Does Jon get Superbia produced in Tick, Tick Boom?
Jon’s workshop was a success. His agent, Rosa, who had been ghosting him for a year did manage to get quite a few producers to come to the workshop. Sondheim also made an appearance. But, despite the consensus that Superbia was a promising and beautiful musical, no one was willing to fund a Broadway or even an Off-Broadway run of Jon’s work.
Rosa explained that they were all excited for what Jon could bring to the musical theater world and couldn’t wait to see his next project but Superbia was too out-there and high concept to get people to buy tickets.
It was a hard pill for Jon to swallow as she taught him something all writers need to learn eventually. You have to keep writing and putting your work out there. Not all of it’s going to stick no matter how good it is. Jon’s play showcased his brilliance and he learned from writing it but now he needs to move on to the next project and write about what he knows.
After a bit of a wallowing, an emotional talk with his best friend Michael, and Sondheim reaching out to him to set-up a meeting to talk about his play, Jon gets to work on tick, tick…Boom! his autobiographical musical about his time working on Superbia.
Yes, that play is the source material for this movie and the scenes of Jon playing piano and detailing events of what happened in the days before his birthday are actually how the real Jonathan Larson acted out the musical when he performed it.

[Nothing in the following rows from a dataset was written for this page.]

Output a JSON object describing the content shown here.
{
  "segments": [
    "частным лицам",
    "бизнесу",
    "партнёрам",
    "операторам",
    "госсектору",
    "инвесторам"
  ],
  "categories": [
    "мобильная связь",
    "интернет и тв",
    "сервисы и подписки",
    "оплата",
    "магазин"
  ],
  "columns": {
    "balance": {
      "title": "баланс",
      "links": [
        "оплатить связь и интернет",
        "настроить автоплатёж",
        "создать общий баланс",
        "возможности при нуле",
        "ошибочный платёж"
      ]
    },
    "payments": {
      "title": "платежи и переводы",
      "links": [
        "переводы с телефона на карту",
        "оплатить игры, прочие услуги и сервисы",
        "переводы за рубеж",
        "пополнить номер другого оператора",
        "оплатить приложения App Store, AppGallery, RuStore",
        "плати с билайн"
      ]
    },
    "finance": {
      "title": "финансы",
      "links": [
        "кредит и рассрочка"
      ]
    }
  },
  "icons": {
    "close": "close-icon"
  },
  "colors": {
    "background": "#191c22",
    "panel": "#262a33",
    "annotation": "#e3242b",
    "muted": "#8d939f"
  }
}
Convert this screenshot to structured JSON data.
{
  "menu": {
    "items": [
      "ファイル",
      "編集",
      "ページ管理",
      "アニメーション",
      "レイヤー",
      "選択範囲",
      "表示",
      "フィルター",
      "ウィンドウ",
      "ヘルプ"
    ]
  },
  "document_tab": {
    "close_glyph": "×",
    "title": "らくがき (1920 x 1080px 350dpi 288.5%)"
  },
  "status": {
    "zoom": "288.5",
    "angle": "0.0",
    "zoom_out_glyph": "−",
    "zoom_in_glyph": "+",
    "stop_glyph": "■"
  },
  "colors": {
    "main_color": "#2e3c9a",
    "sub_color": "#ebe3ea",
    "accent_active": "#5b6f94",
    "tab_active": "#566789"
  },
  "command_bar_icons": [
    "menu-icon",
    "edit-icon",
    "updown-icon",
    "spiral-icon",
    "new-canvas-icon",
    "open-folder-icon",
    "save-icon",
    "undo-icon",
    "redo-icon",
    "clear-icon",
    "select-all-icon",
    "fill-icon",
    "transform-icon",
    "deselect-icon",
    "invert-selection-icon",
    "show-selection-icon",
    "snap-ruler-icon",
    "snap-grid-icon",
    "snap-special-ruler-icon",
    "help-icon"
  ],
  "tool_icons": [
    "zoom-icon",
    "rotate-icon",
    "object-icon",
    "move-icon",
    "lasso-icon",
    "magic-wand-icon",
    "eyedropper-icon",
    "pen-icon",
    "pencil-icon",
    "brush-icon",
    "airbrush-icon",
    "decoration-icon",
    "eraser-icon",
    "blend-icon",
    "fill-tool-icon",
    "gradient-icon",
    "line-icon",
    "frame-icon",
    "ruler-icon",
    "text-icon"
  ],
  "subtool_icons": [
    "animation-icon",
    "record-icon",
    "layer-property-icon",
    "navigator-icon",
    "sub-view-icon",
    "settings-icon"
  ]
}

The play that Larson worked on after tick, tick…Boom! is the modern classic Rent which has been beloved for nearly 20 years. Larson died before he could see its first public performance but many of the themes displayed in the play are some of the same ones he was working through in tick, tick…Boom!
The movie adaptation of his autobiographical musical displays this through Jon’s bohemian lifestyle, his ragtag group of friends from different backgrounds, the looming specter of the AIDS epidemic, and the look and feel of New York in the ’90s from attitudes to style.
Tick, Tick Boom is available to stream now on Netflix.